Well, we knew Intel had some smartphone plans to announce when it showed off a reference smartphone at CES 2012 and the chip-making giant said it has struck deals to have Intel-powered, Android-based smartphones from Lenovo and Motorola on the market in 2012.
The chips used to be called Medfield but it is now called Intel Atom Z2460. During an on-stage demonstration during CES 2012, Intel said its chipset could offer a better performance than existing devices on the market.
The first device, the Lenovo K800, will land in China first, which is a huge and potentially lucrative market. Look for this to land in the second quarter with Ice Cream Sandwich and the other goodies you’d expect from a device of this class.
Motorola CEO Sanjay Jha also shared the stage and said it would be partnering with Intel on a multi-year, multi-device strategy.
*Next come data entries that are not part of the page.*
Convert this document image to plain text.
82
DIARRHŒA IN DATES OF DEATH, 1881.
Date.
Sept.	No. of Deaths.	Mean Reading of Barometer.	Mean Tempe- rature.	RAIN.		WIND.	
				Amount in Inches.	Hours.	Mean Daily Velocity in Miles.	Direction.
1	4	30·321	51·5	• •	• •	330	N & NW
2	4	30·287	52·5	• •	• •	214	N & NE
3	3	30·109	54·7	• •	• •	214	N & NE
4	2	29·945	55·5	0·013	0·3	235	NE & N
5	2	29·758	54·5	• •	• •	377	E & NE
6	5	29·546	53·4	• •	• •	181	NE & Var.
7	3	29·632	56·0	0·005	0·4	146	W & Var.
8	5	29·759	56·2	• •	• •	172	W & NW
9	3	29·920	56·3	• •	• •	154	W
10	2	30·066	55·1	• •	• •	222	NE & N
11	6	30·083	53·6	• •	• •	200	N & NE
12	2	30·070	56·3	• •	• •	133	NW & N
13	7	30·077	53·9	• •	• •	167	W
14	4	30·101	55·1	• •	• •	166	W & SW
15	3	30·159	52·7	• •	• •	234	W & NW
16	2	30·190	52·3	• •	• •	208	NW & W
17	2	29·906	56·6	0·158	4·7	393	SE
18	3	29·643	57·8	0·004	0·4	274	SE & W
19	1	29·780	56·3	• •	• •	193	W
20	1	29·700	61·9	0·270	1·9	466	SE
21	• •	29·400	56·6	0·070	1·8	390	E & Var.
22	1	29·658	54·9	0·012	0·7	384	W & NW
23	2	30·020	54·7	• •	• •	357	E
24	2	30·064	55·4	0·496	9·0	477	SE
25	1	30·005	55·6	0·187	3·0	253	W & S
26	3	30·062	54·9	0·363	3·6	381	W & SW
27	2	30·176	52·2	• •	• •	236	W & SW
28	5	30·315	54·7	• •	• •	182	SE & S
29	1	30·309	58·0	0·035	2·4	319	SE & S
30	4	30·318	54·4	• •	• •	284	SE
Seeing as how Motorola will soon be a part of Google, it doesn’t take a genius to figure out that these devices will presumably be based on Android.
Intel has dominated the computing market for years with its x86 architecture, as the vast majority of PCs and all the Macs use its chips. But as we move into an era where smartphones and tablets are the main form of computing, companies like ARM and Qualcomm have been eating its lunch in the mobile space. This has allowed companies like NVIDIA to also grab a toe-hold in an increasingly-important market.
Even though some may argue that Intel is late to this, it has a ton of resources to push through its mobile initiatives and the Lenovo and Motorola/Google partnerships are quite positive. We can’t wait to put these Intel chips alongside the competition to see how it performs.